Where pain pills fail, electronic devices can deliver

Despite modern medicine’s pharmacy, chock-full of pain medicines, popping pills fails to stop many kinds of pain.

Thus, for certain kinds of debilitating pain, many doctors and patients turn to technology instead of pharmacology — electronic devices that confuse the pain signal before you even feel it.

Tiny wires implanted in the spinal cord can deliver electronic pulses that eliminate pain in two-thirds to three-quarters of patients deemed suitable for the surgery, says Dr. Brett Stacey, a pain physician at the Oregon Health and Science University in Portland. Though electrical stimulation treatments for pain have been around since the 1970s, doctors say these therapies, which can be life-changing, don’t reach as many people as they could.

Researchers are also experimenting with electrodes implanted at the site of the perceived pain, which could mean against a knee or elbow, or right in the brain in the case of severe, persistent headaches.

The best candidates for these kinds of treatments are people whose pain comes from nerve damage.

Normally, nerves send sensations of pain and touch from all over the body to the brain via the spinal cord; the brain then interprets a pain signal as pain and a touch signal as touch. However, when a nerve is injured — for example, in an accident — that transmission can get scrambled, causing some people to feel even a light touch as searing pain. This so-called neuropathic pain can make even sliding into a sweater or holding hands unbearable.

Electronic stimulation can also be helpful for patients suffering the aftereffects of spinal surgery as well as those who have pain after a bout with shingles.

The procedure basically tries to obstruct one electrical transmission — say, the nerve signal from a throbbing knee or lower back — with another electrical transmission, artificially delivered by a pacemaker-like device, to interfere with the pain message heading toward the brain.

“You substitute a different sensation for the pain,” says Dr. F. Michael Ferrante, director of the UCLA Pain Management Center.

People with these electrical implants say the pain is still there, but the replacement feeling, called paresthesia, overrides it. They describe the new feeling in various ways, as a warm or cool sensation, or like a tingling or a cat purring, Ferrante says.

Electrode implants do not work for all kinds of pain or for all people, and they carry the risks inherent in any surgical procedure, so doctors carefully select patients most likely to benefit. Usually they will consider electronic treatment when the standard medical pharmacopeia fails to soothe a person’s discomfort. That still makes for many candidates: By some estimates, medicines for pain don’t work in some one-fifth to one-third of people — although not everyone who is unsatisfied with medications has the type of pain amenable to electronic treatment either.

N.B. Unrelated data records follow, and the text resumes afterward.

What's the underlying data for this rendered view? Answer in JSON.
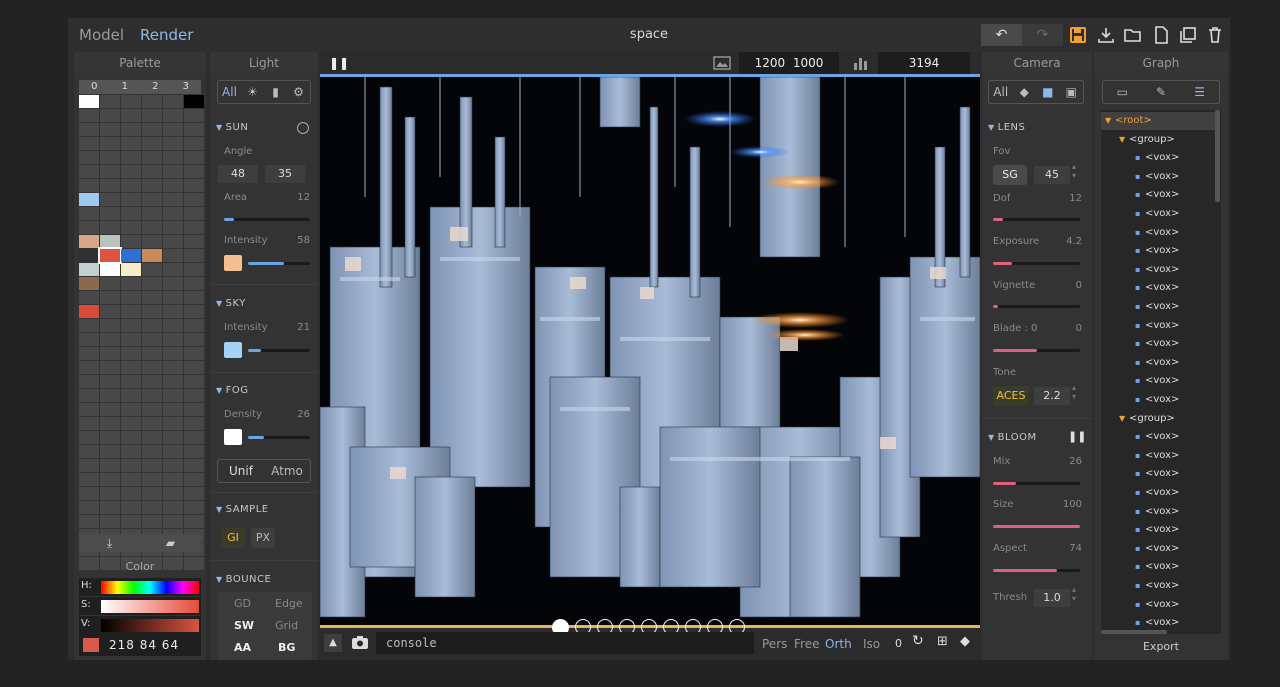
{
  "topbar": {
    "mode_model": "Model",
    "mode_render": "Render",
    "title": "space",
    "undo": "↶",
    "redo": "↷"
  },
  "palette": {
    "title": "Palette",
    "columns": [
      "0",
      "1",
      "2",
      "3"
    ],
    "color_label": "Color",
    "hsv": {
      "h": "H:",
      "s": "S:",
      "v": "V:"
    },
    "rgb_value": "218 84 64",
    "selected_color": "#da5440"
  },
  "light": {
    "title": "Light",
    "filter_all": "All",
    "sun": {
      "title": "SUN",
      "angle_label": "Angle",
      "angle_a": "48",
      "angle_b": "35",
      "area_label": "Area",
      "area_value": "12",
      "area_level": 0.12,
      "intensity_label": "Intensity",
      "intensity_value": "58",
      "intensity_level": 0.58,
      "color": "#f4c08f"
    },
    "sky": {
      "title": "SKY",
      "intensity_label": "Intensity",
      "intensity_value": "21",
      "intensity_level": 0.21,
      "color": "#a6d1f7"
    },
    "fog": {
      "title": "FOG",
      "density_label": "Density",
      "density_value": "26",
      "density_level": 0.26,
      "color": "#ffffff",
      "unif": "Unif",
      "atmo": "Atmo"
    },
    "sample": {
      "title": "SAMPLE",
      "gi": "GI",
      "px": "PX"
    },
    "bounce": {
      "title": "BOUNCE",
      "gd": "GD",
      "edge": "Edge",
      "sw": "SW",
      "grid": "Grid",
      "aa": "AA",
      "bg": "BG"
    }
  },
  "viewport": {
    "width": "1200",
    "height": "1000",
    "samples": "3194",
    "console_placeholder": "console",
    "cam_modes": [
      "Pers",
      "Free",
      "Orth",
      "Iso"
    ],
    "active_mode": "Orth",
    "zero": "0"
  },
  "camera": {
    "title": "Camera",
    "filter_all": "All",
    "lens": {
      "title": "LENS",
      "fov_label": "Fov",
      "fov_btn": "SG",
      "fov_value": "45",
      "dof_label": "Dof",
      "dof_value": "12",
      "dof_level": 0.12,
      "exposure_label": "Exposure",
      "exposure_value": "4.2",
      "exposure_level": 0.22,
      "vignette_label": "Vignette",
      "vignette_value": "0",
      "vignette_level": 0.0,
      "blade_label": "Blade : 0",
      "blade_value": "0",
      "blade_level": 0.5,
      "tone_label": "Tone",
      "tone_btn": "ACES",
      "tone_value": "2.2"
    },
    "bloom": {
      "title": "BLOOM",
      "mix_label": "Mix",
      "mix_value": "26",
      "mix_level": 0.26,
      "size_label": "Size",
      "size_value": "100",
      "size_level": 1.0,
      "aspect_label": "Aspect",
      "aspect_value": "74",
      "aspect_level": 0.74,
      "thresh_label": "Thresh",
      "thresh_value": "1.0"
    }
  },
  "graph": {
    "title": "Graph",
    "root": "<root>",
    "group": "<group>",
    "vox": "<vox>",
    "export": "Export"
  }
}
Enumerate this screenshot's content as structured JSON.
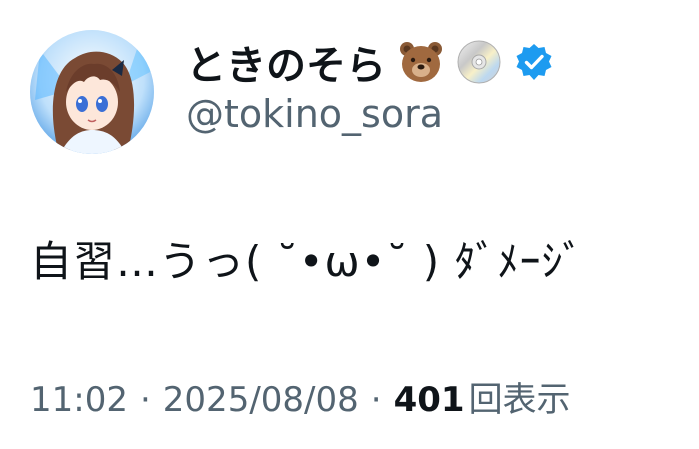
{
  "author": {
    "display_name": "ときのそら",
    "handle": "@tokino_sora",
    "name_emojis": [
      "bear-emoji",
      "dvd-emoji"
    ],
    "verified": true,
    "verified_color": "#1d9bf0"
  },
  "tweet": {
    "text": "自習…うっ( ˘•ω•˘ ) ﾀﾞﾒｰｼﾞ"
  },
  "meta": {
    "time": "11:02",
    "separator": "·",
    "date": "2025/08/08",
    "views_count": "401",
    "views_label": "回表示"
  },
  "colors": {
    "text_primary": "#0f1419",
    "text_secondary": "#536471",
    "background": "#ffffff"
  }
}
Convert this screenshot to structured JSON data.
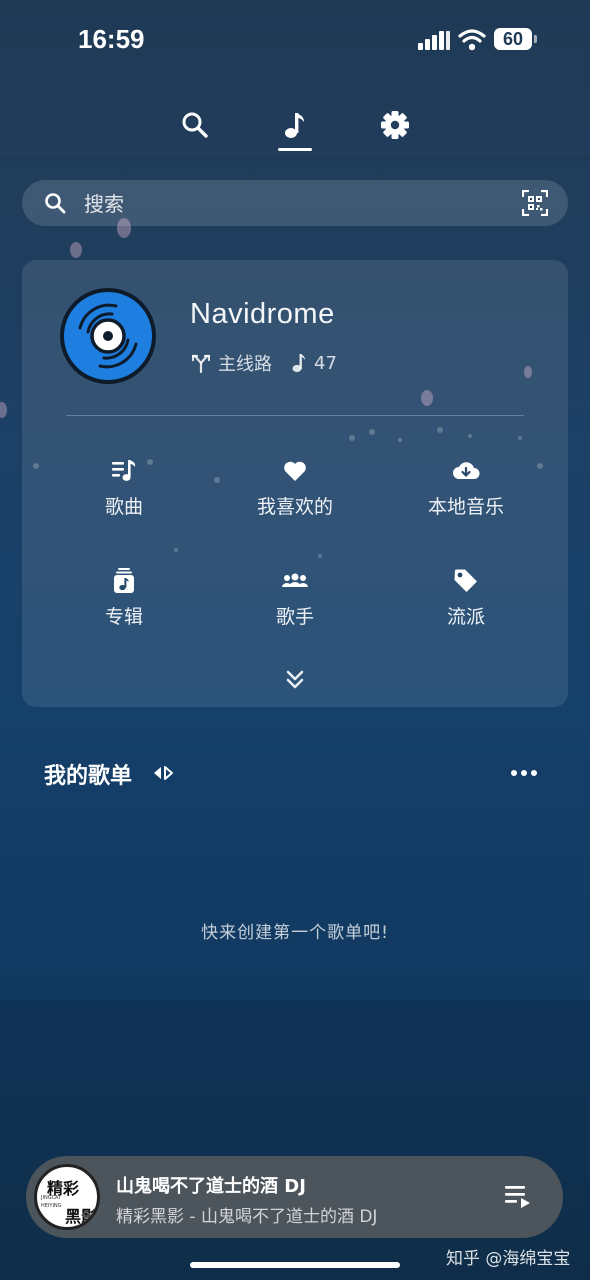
{
  "status_bar": {
    "time": "16:59",
    "battery": "60"
  },
  "nav": {
    "tabs": [
      {
        "icon": "search-icon"
      },
      {
        "icon": "music-note-icon",
        "active": true
      },
      {
        "icon": "gear-icon"
      }
    ]
  },
  "search": {
    "placeholder": "搜索"
  },
  "server": {
    "name": "Navidrome",
    "route_label": "主线路",
    "song_count": "47"
  },
  "grid": [
    {
      "label": "歌曲",
      "icon": "song-list-icon"
    },
    {
      "label": "我喜欢的",
      "icon": "heart-icon"
    },
    {
      "label": "本地音乐",
      "icon": "cloud-download-icon"
    },
    {
      "label": "专辑",
      "icon": "album-icon"
    },
    {
      "label": "歌手",
      "icon": "artists-icon"
    },
    {
      "label": "流派",
      "icon": "tag-icon"
    }
  ],
  "playlists": {
    "title": "我的歌单",
    "empty_message": "快来创建第一个歌单吧!"
  },
  "player": {
    "title": "山鬼喝不了道士的酒 DJ",
    "subtitle": "精彩黑影 - 山鬼喝不了道士的酒 DJ",
    "cover_text_1": "精彩",
    "cover_text_2": "黑影",
    "cover_small_1": "JINGCAI",
    "cover_small_2": "HEIYING"
  },
  "watermark": "知乎 @海绵宝宝",
  "colors": {
    "accent": "#1e7fe0",
    "background": "#1a3d62"
  }
}
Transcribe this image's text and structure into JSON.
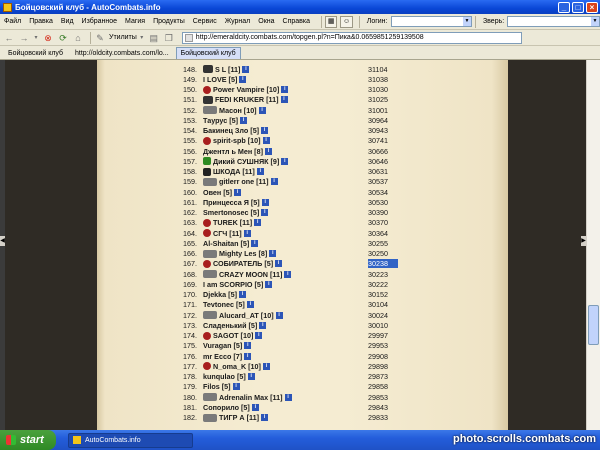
{
  "window": {
    "title": "Бойцовский клуб - AutoCombats.info",
    "buttons": [
      "_",
      "□",
      "×"
    ]
  },
  "menu": {
    "items": [
      "Файл",
      "Правка",
      "Вид",
      "Избранное",
      "Магия",
      "Продукты",
      "Сервис",
      "Журнал",
      "Окна",
      "Справка"
    ],
    "login_label": "Логин:",
    "beast_label": "Зверь:"
  },
  "toolbar": {
    "utilities_label": "Утилиты",
    "address": "http://emeraldcity.combats.com/topgen.pl?n=Пика&0.0659851259139508"
  },
  "tabs": [
    {
      "label": "Бойцовский клуб",
      "active": false
    },
    {
      "label": "http://oldcity.combats.com/lo...",
      "active": false
    },
    {
      "label": "Бойцовский клуб",
      "active": true
    }
  ],
  "ranking": [
    {
      "num": "148.",
      "nick": "S L [11]",
      "score": "31104",
      "clan": "dark"
    },
    {
      "num": "149.",
      "nick": "I LOVE [5]",
      "score": "31038",
      "clan": ""
    },
    {
      "num": "150.",
      "nick": "Power Vampire [10]",
      "score": "31030",
      "clan": "red"
    },
    {
      "num": "151.",
      "nick": "FEDI KRUKER [11]",
      "score": "31025",
      "clan": "dark"
    },
    {
      "num": "152.",
      "nick": "Масон [10]",
      "score": "31001",
      "clan": "wing"
    },
    {
      "num": "153.",
      "nick": "Таурус [5]",
      "score": "30964",
      "clan": ""
    },
    {
      "num": "154.",
      "nick": "Бакинец Зло [5]",
      "score": "30943",
      "clan": ""
    },
    {
      "num": "155.",
      "nick": "spirit-spb [10]",
      "score": "30741",
      "clan": "red"
    },
    {
      "num": "156.",
      "nick": "Джентл ь Мен [8]",
      "score": "30666",
      "clan": ""
    },
    {
      "num": "157.",
      "nick": "Дикий СУШНЯК [9]",
      "score": "30646",
      "clan": "green"
    },
    {
      "num": "158.",
      "nick": "ШКОДА [11]",
      "score": "30631",
      "clan": "black"
    },
    {
      "num": "159.",
      "nick": "gitlerr one [11]",
      "score": "30537",
      "clan": "wing"
    },
    {
      "num": "160.",
      "nick": "Овен [5]",
      "score": "30534",
      "clan": ""
    },
    {
      "num": "161.",
      "nick": "Принцесса Я [5]",
      "score": "30530",
      "clan": ""
    },
    {
      "num": "162.",
      "nick": "Smertonosec [5]",
      "score": "30390",
      "clan": ""
    },
    {
      "num": "163.",
      "nick": "TUREK [11]",
      "score": "30370",
      "clan": "red"
    },
    {
      "num": "164.",
      "nick": "СГЧ [11]",
      "score": "30364",
      "clan": "red"
    },
    {
      "num": "165.",
      "nick": "Al-Shaitan [5]",
      "score": "30255",
      "clan": ""
    },
    {
      "num": "166.",
      "nick": "Mighty Les [8]",
      "score": "30250",
      "clan": "wing"
    },
    {
      "num": "167.",
      "nick": "СОБИРАТЕЛЬ [5]",
      "score": "30238",
      "clan": "red",
      "highlight": true
    },
    {
      "num": "168.",
      "nick": "CRAZY MOON [11]",
      "score": "30223",
      "clan": "wing"
    },
    {
      "num": "169.",
      "nick": "I am SCORPIO [5]",
      "score": "30222",
      "clan": ""
    },
    {
      "num": "170.",
      "nick": "Djekka [5]",
      "score": "30152",
      "clan": ""
    },
    {
      "num": "171.",
      "nick": "Tevtonec [5]",
      "score": "30104",
      "clan": ""
    },
    {
      "num": "172.",
      "nick": "Alucard_AT [10]",
      "score": "30024",
      "clan": "wing"
    },
    {
      "num": "173.",
      "nick": "Сладенький [5]",
      "score": "30010",
      "clan": ""
    },
    {
      "num": "174.",
      "nick": "SAGOT [10]",
      "score": "29997",
      "clan": "red"
    },
    {
      "num": "175.",
      "nick": "Vuragan [5]",
      "score": "29953",
      "clan": ""
    },
    {
      "num": "176.",
      "nick": "mr Ecco [7]",
      "score": "29908",
      "clan": ""
    },
    {
      "num": "177.",
      "nick": "N_oma_K [10]",
      "score": "29898",
      "clan": "red"
    },
    {
      "num": "178.",
      "nick": "kunqulao [5]",
      "score": "29873",
      "clan": ""
    },
    {
      "num": "179.",
      "nick": "Filos [5]",
      "score": "29858",
      "clan": ""
    },
    {
      "num": "180.",
      "nick": "Adrenalin Max [11]",
      "score": "29853",
      "clan": "wing"
    },
    {
      "num": "181.",
      "nick": "Сопорило [5]",
      "score": "29843",
      "clan": ""
    },
    {
      "num": "182.",
      "nick": "ТИГР А [11]",
      "score": "29833",
      "clan": "wing"
    }
  ],
  "taskbar": {
    "start_label": "start",
    "task_label": "AutoCombats.info",
    "watermark": "photo.scrolls.combats.com"
  }
}
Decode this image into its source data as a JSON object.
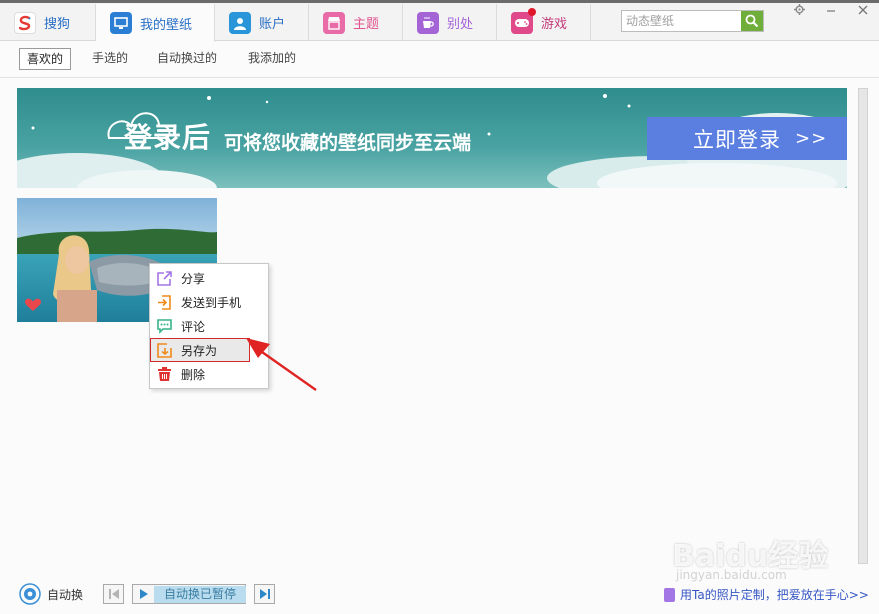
{
  "tabs": [
    {
      "label": "搜狗",
      "icon": "sogou-logo-icon",
      "color": "#e53935"
    },
    {
      "label": "我的壁纸",
      "icon": "monitor-icon",
      "color": "#2a7fd4"
    },
    {
      "label": "账户",
      "icon": "user-icon",
      "color": "#2a95d8"
    },
    {
      "label": "主题",
      "icon": "store-icon",
      "color": "#e86aa6"
    },
    {
      "label": "别处",
      "icon": "cup-icon",
      "color": "#a564d6"
    },
    {
      "label": "游戏",
      "icon": "gamepad-icon",
      "color": "#e04a8a"
    }
  ],
  "search": {
    "placeholder": "动态壁纸"
  },
  "subtabs": [
    "喜欢的",
    "手选的",
    "自动换过的",
    "我添加的"
  ],
  "banner": {
    "headline": "登录后",
    "subline": "可将您收藏的壁纸同步至云端",
    "login": "立即登录",
    "login_arrow": ">>"
  },
  "context_menu": [
    {
      "label": "分享",
      "icon": "share-icon",
      "color": "#a376e6"
    },
    {
      "label": "发送到手机",
      "icon": "send-to-phone-icon",
      "color": "#f08a1c"
    },
    {
      "label": "评论",
      "icon": "comment-icon",
      "color": "#36b48a"
    },
    {
      "label": "另存为",
      "icon": "save-as-icon",
      "color": "#f08a1c"
    },
    {
      "label": "删除",
      "icon": "trash-icon",
      "color": "#e0332f"
    }
  ],
  "bottom": {
    "auto_label": "自动换",
    "status": "自动换已暂停",
    "promo": "用Ta的照片定制，把爱放在手心>>"
  },
  "watermark": {
    "text": "Baidu经验",
    "sub": "jingyan.baidu.com"
  }
}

Doctors usually start with a trial stimulator, which does not require surgery, before permanently implanting a device in those who found the trial beneficial.

Surgeons place the electrodes in the epidural space, the outermost layer of the spinal canal. This is the same area anesthesiologists target with drugs in women during labor, for example. Wires inserted under the skin connect the electrodes to pacemaker-like device an inch or so in diameter, implanted in the abdomen. Patients get a remote control to modify their settings.

As with any surgical procedure, there is some risk. The surgical site might become infected, or the surgery could cause bleeding in the spine, potentially leading to neurological damage, says Dr. David Sibell, a pain medicine specialist also at Oregon Health and Science University. In addition, Sibell says, people who have these implants should avoid getting an MRI, which could damage the implant or cause it to heat up, damaging body tissues.

Pain specialists say that patients with neuropathic pain often report that, with stimulation, they can suddenly get dressed and go out; over several years, about half of patients report continuing pain relief, Stacey says. One woman, he remembers, was able to walk to her mailbox for the first time in a decade.

Stacey adds that more people could likely benefit from spinal cord stimulation. In particular, he says, there is potential to treat more people with back pain this way — but only once researchers determine who is most likely to find the stimulation useful.

Ferrante agrees that “not enough” people receive stimulation. Some doctors and patients may think it sounds too invasive, but “it’s really just a grandiose epidural,” he says.

Peripheral nerve stimulation, with the electrodes right next to the damaged nerve, is also rising in popularity, Ferrante says.

Beyond damaged nerves, researchers are considering electronic stimulation for headaches. One option is to implant electrodes deep in the brain, where they interfere with signals from the part that causes the pain of cluster headaches.

“That’s remarkably effective,” says Dr. Peter Goadsby, director of the UCSF Headache Center. However, it’s also invasive: “You have to drill a hole in the person’s head and stick an electrode in their brain.”

Goadsby is working on an alternative that would put the electrode on the edge of the brain, where the occipital nerve runs in the back of the head. This nerve connects to the part of the brain that interprets headache pain, so interfering with its activity can swap pain sensations for tingly paresthesia. Goadsby has used devices as small as a matchstick to generate the interfering signal, and they have little risk, he says.

This treatment could be effective for migraines as well as cluster headache but is still undergoing study. Researchers are working to figure out how best to use the therapy and who is most likely to benefit.